Caroline Baum writes:

Paul Krugman at Princeton says Milton Friedman has virtually vanished from the policy discourse and a few decades from now, historians will regard him as little more than an economic footnote. I believe Krugman,  not Friedman, will end up as the footnote.

Krugman’s claim that the post-2008 period demonstrates that monetary policy is ineffective when interest rates are close to zero and that fiscal policy saved the day is wrong, and the evidence suggests just the opposite.

The FRB of San Francisco said the results of federal fiscal policy more expansionary than since the Great Depression were lousy and the Fed is mostly to blame. Fiscal policy gets its bang from monetary policy, and monetary policy was still tight when the economy slipped into recession in December 2007. Government spending, without expansionary monetary policy, is just a transfer of resources from one party to the next.

The federal deficit started to shrink in mid-2010 and is falling fast now. This time, the Fed was proactive, offsetting the effect with asset purchases. Forecasts of dire consequences from automatic spending cuts have failed to materialize.

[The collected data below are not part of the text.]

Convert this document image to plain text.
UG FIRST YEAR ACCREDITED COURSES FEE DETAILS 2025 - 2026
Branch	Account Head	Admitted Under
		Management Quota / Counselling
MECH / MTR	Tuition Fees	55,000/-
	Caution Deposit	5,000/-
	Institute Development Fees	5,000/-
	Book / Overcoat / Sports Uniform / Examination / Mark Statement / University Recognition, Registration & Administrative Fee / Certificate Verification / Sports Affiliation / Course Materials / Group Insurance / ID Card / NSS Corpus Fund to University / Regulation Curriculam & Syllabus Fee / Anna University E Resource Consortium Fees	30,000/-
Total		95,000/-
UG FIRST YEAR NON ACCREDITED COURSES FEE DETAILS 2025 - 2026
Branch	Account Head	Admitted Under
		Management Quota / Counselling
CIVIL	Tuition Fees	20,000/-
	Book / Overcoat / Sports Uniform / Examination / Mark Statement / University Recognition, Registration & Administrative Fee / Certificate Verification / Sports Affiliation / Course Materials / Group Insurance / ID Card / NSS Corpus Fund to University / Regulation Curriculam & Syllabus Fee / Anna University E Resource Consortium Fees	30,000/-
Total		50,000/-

David Beckworth at Western Kentucky University said continued economic growth in the face of contractionary fiscal policy is one big piece of evidence that monetary policy is effective at the zero bound. Beckworth says unconventional monetary policy in the face of contractionary fiscal policy is the reason why the US is outperforming Europe

M2 never collapsed during or after the recent recession, as it did in the early years of the Great Depression. In Japan’s two lost decades the Bank of Japan never committed to a permanent increase of the monetary base. The BOJ is finally following Friedman’s advice and is committed to doubling the monetary base. Europe’s tepid recovery and fallback into recession shows that money matters.

Michael Bordo at the Center for Monetary and Financial History said Friedman was a pragmatist and said the US needed an authority to set the nominal anchor for the dollar and act as a lender of last resort.

Friedman believed a monetary standard provided a degree of certainty and that deposit insurance was key to preventing 1930s-style bank runs. Robert Hetzel at the FRB of Richmond said Friedman was basically a free-market guy for the non-financial sector and not a free-banking guy.